Iniciativas desse tipo surgiram ainda nos anos 1950, afirma Josely Rimoli, idealizadora e coordenadora do Colmeias, programa da Unicamp para cursinhos populares. Eles cresceram na década de 1990 e ganharam mesmo força a partir dos anos 2000. “Enquanto o ensino médio não for de qualidade, eles são necessários”, avalia.

O problema, porém, não se limita à qualidade do ensino. Desigualdades sociais e aspectos geracionais também ajudam a afastar alguns jovens das universidades. “Os filhos de pais e mães que cursaram ensino superior veem que eles conseguem emprego, os parentes estimulam o estudo”, observa Rimoli. “Já a grande maioria dos estudantes dos cursinhos populares não tem um familiar que passou na universidade. Alguns anos atrás, o nosso maior problema era obter apoio das famílias, porque os pais queriam tirar os filhos do cursinho para trabalhar”, contrapõe.

A trajetória de Victor indica que os cursinhos podem contribuir para transformar não só a história dos jovens. “Depois que fui aprovado, minha mãe e uma prima também querem fazer faculdade.

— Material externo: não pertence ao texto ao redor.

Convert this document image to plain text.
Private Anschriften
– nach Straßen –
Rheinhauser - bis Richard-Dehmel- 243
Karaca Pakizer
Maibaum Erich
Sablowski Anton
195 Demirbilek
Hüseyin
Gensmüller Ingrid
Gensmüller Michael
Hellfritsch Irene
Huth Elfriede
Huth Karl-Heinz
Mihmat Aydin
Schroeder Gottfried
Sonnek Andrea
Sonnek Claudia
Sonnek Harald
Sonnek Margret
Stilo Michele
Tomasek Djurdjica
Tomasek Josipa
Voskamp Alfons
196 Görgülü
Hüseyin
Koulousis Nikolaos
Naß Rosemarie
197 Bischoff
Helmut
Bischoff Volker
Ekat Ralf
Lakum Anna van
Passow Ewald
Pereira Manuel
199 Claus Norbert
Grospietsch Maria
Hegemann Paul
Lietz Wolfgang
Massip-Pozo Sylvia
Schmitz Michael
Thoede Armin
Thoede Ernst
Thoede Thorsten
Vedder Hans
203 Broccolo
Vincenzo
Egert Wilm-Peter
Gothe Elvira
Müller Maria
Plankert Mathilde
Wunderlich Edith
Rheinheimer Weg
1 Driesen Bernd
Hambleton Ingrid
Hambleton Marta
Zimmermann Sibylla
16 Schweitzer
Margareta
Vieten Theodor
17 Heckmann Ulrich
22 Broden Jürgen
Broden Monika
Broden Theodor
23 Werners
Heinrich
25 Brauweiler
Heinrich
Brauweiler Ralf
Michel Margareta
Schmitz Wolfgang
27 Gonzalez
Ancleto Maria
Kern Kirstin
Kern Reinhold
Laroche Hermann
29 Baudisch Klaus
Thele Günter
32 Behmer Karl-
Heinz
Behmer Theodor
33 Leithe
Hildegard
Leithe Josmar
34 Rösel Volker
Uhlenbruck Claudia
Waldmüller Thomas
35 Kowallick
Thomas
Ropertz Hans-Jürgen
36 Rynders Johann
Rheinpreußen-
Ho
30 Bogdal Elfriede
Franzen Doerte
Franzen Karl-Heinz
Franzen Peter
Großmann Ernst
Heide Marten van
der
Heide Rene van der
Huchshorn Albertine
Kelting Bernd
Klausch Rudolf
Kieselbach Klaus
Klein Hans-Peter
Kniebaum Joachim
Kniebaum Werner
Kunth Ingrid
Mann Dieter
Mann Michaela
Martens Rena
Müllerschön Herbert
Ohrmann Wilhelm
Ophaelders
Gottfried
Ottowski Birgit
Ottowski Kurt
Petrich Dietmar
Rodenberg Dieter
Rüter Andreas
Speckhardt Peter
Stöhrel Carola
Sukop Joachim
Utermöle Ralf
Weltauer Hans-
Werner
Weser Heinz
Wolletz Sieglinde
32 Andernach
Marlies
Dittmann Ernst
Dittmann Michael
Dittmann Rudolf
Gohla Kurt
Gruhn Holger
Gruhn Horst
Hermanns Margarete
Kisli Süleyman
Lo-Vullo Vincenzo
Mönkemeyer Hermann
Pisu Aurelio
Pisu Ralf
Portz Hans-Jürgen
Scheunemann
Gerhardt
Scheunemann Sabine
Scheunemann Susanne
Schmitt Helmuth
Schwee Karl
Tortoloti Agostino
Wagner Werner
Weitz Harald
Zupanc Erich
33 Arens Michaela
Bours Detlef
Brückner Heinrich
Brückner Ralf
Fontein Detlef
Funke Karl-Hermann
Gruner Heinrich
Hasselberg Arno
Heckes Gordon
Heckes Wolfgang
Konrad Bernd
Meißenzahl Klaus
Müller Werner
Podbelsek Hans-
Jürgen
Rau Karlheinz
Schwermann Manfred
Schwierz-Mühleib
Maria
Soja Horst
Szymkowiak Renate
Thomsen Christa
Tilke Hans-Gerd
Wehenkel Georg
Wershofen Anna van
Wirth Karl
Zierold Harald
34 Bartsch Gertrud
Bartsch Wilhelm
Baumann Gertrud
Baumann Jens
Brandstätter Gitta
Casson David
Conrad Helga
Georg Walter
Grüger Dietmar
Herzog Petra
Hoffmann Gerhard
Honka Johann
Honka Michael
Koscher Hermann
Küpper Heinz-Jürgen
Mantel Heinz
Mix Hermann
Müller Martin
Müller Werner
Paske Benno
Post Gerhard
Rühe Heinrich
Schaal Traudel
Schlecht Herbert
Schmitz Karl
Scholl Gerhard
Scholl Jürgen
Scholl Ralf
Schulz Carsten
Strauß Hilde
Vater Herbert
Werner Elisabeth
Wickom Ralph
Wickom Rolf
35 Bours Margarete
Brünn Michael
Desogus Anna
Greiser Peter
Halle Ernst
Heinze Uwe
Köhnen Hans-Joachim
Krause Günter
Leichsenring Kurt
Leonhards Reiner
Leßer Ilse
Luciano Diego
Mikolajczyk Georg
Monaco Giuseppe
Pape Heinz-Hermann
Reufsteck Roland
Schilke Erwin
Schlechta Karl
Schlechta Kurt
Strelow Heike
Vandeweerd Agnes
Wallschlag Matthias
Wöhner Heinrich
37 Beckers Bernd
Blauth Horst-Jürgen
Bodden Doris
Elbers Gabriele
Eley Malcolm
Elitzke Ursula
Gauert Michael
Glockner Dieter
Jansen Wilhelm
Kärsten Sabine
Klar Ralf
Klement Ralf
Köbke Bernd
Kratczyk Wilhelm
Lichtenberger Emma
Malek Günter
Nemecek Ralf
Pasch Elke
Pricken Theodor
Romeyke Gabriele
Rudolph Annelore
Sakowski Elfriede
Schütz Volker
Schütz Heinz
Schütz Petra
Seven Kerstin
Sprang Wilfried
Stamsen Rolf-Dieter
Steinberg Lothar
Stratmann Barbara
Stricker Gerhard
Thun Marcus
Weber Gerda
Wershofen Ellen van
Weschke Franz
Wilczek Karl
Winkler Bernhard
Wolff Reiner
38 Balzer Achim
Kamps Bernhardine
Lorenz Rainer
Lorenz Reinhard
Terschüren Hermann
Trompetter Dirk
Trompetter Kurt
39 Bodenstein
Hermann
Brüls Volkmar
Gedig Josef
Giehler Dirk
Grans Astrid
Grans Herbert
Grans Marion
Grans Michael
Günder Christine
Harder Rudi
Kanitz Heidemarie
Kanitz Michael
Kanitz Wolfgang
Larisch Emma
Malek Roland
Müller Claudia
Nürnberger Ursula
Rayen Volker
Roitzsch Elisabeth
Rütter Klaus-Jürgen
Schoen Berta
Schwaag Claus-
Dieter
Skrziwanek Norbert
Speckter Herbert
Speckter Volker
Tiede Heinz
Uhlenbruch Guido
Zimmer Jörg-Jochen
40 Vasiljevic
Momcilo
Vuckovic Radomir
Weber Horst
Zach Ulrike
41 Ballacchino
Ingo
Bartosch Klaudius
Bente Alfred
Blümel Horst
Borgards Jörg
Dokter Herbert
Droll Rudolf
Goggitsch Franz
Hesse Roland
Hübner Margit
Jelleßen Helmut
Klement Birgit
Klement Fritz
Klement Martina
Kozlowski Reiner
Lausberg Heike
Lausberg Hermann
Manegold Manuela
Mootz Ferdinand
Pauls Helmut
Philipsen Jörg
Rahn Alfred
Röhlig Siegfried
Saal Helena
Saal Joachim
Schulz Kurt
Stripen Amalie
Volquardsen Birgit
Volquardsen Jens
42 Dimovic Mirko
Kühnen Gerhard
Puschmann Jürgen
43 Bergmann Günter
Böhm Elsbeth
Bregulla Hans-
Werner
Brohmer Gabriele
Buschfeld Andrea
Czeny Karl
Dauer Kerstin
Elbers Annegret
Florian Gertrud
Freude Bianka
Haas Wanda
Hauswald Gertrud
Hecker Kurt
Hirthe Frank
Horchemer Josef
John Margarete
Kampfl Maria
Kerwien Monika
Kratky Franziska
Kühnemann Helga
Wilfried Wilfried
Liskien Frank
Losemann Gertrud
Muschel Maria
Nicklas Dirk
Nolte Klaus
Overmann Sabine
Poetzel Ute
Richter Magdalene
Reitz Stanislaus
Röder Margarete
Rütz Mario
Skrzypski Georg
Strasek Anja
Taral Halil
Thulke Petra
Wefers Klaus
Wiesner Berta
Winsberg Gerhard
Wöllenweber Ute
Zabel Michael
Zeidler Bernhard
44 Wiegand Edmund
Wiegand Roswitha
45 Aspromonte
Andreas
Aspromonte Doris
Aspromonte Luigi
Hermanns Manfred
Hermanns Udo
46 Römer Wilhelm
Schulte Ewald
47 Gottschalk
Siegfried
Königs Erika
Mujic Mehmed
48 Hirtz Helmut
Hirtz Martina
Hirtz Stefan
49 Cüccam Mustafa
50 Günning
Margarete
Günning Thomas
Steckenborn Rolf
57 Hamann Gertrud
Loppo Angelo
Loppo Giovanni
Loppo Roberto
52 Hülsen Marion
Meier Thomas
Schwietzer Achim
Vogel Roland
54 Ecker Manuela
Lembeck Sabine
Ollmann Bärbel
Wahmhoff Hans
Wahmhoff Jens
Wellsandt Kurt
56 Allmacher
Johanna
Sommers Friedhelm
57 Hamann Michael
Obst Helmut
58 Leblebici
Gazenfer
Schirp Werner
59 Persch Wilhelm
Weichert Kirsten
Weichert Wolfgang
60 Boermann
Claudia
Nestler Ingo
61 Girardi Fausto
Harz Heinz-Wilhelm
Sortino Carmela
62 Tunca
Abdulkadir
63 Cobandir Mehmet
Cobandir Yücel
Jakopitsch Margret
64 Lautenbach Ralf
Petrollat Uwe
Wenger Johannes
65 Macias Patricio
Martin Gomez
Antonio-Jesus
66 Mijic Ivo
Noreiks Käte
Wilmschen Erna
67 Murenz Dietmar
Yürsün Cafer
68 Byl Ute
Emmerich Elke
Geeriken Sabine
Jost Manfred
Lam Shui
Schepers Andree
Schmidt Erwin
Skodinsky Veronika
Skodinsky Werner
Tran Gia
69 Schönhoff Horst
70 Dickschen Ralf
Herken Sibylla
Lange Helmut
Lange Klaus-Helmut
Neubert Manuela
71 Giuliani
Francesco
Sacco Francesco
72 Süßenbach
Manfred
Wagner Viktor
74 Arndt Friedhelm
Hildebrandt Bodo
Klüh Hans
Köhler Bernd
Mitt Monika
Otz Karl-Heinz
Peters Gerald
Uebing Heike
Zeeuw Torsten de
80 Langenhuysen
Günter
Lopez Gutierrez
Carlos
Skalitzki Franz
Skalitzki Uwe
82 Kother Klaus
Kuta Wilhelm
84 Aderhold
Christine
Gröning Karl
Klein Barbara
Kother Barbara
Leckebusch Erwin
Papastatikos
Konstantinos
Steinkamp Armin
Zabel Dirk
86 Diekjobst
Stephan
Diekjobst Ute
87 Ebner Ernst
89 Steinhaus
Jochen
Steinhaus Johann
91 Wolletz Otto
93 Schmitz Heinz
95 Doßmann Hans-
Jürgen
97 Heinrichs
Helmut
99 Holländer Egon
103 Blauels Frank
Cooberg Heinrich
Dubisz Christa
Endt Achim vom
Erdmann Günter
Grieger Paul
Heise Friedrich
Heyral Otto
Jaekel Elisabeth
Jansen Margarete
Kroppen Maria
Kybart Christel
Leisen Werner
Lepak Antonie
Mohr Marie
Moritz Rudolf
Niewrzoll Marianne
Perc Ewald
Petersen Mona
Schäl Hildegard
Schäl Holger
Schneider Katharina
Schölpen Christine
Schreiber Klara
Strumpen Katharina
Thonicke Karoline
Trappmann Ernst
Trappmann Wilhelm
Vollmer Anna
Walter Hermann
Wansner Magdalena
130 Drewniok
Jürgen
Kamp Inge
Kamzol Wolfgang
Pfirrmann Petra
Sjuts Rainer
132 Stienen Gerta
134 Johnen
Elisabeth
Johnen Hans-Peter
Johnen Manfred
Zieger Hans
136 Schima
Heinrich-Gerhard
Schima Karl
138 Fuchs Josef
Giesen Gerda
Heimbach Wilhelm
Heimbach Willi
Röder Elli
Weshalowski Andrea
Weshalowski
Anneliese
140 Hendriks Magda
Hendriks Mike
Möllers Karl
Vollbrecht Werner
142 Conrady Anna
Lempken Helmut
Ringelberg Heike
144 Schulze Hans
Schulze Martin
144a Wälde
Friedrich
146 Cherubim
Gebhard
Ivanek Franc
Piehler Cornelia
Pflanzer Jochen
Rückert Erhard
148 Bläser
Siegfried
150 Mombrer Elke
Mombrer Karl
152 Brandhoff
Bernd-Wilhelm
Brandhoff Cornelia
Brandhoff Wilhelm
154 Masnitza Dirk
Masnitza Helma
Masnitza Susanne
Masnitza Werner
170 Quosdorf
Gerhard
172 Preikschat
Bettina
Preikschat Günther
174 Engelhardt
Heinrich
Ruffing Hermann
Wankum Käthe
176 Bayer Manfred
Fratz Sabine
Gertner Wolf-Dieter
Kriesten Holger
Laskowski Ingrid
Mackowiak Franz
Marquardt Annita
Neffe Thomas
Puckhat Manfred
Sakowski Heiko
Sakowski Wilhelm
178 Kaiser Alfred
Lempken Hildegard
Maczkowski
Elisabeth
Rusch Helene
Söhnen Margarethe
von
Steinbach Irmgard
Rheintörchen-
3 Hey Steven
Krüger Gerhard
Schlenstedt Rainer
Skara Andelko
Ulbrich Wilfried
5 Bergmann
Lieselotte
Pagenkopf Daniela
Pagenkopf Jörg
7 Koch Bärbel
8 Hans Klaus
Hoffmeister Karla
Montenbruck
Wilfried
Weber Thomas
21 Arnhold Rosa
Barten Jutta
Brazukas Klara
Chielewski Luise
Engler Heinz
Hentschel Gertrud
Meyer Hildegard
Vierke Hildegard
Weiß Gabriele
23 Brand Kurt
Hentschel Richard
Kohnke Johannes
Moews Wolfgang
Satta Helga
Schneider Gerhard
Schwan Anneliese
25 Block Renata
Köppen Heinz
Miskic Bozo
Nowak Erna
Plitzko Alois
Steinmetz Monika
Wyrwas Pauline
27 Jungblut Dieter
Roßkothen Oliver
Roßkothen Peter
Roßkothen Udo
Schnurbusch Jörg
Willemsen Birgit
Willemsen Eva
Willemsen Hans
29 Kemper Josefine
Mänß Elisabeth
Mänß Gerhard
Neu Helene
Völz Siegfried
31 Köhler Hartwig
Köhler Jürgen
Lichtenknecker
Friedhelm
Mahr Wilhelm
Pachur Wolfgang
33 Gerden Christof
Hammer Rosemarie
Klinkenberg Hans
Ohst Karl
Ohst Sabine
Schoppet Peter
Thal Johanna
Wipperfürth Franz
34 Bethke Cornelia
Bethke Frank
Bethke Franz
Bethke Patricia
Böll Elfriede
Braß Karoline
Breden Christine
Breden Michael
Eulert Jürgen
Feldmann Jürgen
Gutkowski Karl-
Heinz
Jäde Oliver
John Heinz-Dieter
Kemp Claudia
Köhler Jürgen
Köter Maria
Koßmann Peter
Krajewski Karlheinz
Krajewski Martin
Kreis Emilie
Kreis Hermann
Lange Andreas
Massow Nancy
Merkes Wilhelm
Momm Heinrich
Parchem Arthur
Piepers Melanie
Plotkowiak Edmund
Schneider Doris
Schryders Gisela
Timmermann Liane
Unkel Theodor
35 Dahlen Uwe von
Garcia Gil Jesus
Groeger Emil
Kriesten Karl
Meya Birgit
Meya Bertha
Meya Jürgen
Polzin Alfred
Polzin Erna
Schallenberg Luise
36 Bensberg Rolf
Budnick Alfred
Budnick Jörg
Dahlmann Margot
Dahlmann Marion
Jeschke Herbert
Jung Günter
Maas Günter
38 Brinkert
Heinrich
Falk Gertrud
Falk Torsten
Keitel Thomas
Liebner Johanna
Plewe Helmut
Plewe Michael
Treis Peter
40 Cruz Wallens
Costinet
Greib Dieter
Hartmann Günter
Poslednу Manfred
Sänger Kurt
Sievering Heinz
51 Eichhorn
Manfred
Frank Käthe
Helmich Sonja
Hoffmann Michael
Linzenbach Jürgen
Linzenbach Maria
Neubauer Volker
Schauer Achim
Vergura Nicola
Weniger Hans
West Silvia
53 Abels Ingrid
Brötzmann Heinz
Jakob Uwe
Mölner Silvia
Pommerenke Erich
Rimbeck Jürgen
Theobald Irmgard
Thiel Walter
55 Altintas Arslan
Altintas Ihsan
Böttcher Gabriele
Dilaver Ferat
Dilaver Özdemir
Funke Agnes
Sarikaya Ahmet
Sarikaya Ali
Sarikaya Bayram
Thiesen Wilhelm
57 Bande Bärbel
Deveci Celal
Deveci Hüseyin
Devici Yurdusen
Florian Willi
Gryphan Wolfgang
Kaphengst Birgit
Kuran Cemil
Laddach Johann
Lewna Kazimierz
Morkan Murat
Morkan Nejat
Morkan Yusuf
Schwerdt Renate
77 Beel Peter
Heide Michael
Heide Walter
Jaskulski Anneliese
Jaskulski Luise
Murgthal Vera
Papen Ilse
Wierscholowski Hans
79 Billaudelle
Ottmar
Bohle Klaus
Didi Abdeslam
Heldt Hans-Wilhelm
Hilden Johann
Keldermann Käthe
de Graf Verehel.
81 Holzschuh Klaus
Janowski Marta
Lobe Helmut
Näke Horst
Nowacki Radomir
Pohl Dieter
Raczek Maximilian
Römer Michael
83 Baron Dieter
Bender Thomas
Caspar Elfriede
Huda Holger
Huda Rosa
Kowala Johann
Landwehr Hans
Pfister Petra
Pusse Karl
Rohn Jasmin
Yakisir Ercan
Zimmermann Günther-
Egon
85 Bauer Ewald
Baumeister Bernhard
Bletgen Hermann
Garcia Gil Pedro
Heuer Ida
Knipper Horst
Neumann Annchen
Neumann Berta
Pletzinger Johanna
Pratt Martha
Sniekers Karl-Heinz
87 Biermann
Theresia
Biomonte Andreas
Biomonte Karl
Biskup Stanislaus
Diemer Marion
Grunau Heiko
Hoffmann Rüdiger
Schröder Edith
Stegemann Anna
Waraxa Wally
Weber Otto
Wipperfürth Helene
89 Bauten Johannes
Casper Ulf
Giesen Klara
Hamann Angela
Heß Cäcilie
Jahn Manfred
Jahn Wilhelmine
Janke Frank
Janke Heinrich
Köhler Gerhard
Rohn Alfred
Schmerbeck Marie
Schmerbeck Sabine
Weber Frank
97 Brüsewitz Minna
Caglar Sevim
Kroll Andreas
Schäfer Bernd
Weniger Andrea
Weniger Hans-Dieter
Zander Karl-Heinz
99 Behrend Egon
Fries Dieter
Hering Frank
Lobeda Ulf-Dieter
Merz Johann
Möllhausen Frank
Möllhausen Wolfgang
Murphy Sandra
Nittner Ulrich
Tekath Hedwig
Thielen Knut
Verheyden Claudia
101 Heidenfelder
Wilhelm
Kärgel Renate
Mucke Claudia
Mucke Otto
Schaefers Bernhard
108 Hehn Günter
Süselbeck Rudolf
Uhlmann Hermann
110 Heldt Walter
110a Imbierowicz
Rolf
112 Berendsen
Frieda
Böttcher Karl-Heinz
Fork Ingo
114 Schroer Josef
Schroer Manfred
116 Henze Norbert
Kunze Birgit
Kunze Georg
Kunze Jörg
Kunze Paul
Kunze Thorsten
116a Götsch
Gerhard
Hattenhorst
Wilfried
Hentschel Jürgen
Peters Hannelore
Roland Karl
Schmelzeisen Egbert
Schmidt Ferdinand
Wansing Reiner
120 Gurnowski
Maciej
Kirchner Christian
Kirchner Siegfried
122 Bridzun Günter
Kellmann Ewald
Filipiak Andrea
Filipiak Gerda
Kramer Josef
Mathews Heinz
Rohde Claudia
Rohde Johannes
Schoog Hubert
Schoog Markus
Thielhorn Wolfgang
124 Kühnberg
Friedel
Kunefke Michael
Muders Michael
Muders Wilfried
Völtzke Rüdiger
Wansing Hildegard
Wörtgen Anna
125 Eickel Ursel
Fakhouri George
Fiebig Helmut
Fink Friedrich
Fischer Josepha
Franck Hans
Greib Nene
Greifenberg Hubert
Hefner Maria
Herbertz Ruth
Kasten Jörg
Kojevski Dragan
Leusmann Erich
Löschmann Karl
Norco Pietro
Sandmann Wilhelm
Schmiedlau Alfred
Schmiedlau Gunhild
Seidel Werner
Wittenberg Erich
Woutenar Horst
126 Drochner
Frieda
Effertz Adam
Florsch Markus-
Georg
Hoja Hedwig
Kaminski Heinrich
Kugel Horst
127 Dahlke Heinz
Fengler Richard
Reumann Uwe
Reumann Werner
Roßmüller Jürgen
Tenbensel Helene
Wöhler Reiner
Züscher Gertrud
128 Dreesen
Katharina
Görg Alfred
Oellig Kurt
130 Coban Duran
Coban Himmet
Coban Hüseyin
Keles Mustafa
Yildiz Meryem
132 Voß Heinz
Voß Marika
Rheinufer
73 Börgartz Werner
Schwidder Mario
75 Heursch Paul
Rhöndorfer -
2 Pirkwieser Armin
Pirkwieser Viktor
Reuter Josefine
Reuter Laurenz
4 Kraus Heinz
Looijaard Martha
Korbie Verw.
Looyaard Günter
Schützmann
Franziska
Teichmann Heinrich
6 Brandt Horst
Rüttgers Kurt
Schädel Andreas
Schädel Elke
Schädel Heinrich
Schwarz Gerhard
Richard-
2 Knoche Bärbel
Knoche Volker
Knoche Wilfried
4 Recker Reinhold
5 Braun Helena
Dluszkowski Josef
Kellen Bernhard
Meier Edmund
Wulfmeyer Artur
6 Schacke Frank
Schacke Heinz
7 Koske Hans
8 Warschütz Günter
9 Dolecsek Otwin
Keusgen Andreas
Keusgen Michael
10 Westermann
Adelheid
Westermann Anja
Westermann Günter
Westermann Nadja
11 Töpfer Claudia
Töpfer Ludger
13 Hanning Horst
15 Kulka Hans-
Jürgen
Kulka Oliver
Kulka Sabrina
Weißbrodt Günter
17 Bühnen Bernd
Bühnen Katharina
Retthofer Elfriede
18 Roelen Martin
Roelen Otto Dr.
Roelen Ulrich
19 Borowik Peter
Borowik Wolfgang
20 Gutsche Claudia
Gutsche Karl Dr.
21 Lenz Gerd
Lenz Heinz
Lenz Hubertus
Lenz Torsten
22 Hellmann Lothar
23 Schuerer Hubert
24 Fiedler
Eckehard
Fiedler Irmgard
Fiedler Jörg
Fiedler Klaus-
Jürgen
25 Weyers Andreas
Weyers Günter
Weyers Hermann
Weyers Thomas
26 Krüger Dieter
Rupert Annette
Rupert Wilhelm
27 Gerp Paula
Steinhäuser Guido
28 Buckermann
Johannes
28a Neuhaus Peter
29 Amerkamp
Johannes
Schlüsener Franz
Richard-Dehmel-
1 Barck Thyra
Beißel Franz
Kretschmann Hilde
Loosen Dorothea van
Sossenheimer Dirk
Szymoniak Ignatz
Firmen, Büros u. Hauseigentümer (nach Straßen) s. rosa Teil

Já estão procurando um supletivo para terminar o ensino médio.”

Como é a rede de cursinhos populares da Unicamp?

Victor estudou no cursinho popular Marielle Franco, que integra o Colmeias, projeto nascido pequeno em Limeira, em 2010, por iniciativa de professores da Unicamp, e que chegou a Campinas em 2022, quando se tornou um programa de extensão da universidade. Desde então, conta com o apoio da FEAC.

  •  A estrutura – Dez cursinhos, entre pré-vestibulares e pré-vestibulinhos (voltados à aprovação em colégios técnicos).
  • O público-alvo – Estudantes de escola pública com renda familiar de até 1,5 salário mínimo por pessoa (R$ 2.118,00 em 2024).
  • Os professores – Quase todos são alunos de graduação ou pós-graduação da Unicamp. Alguns, aliás, entraram na universidade por meio dos cursinhos populares.
  • A verba – A Unicamp destina R$ 853 mil anuais aos cursinhos. “O programa está no orçamento da universidade, então é uma atividade contínua”, destaca Rimoli.

  • O acolhimento: O trabalho envolve não apenas ensino, mas também respaldo emocional — é o que a coordenadora chama de “modo Colmeias”. Algo crucial para adolescentes que frequentemente se deparam com notas ruins nas primeiras avaliações. Victor, por exemplo, destaca a importância de uma professora de Literatura, Cecília Marcon, que lhe estimulou muito. “Ela disse que me ajudaria no que precisasse e que tudo ia dar certo. O cursinho foi fundamental para os estudos, com informações e, principalmente, apoio emocional”, comenta.
  • Os resultados – Em 2023, o programa atendeu 595 estudantes nos cursos pré-vestibulares presenciais. Até fevereiro, eram 66 aprovados e 97 aprovações (um aluno pode passar em mais de um curso, como aconteceu com Victor). Isso significa um aprovado a cada nove matriculados (no último vestibular da Unicamp, havia uma vaga para cada 25 inscritos).

Como a FEAC apoia os cursinhos populares?

“A gente sempre soube que em Campinas havia um número expressivo de cursinhos populares, iniciativas de pessoas do bairro, de jovens estudantes e professores. Então, procuramos potencializar e fortalecer esses projetos”, diz Rafaela Canela, analista de projetos da FEAC.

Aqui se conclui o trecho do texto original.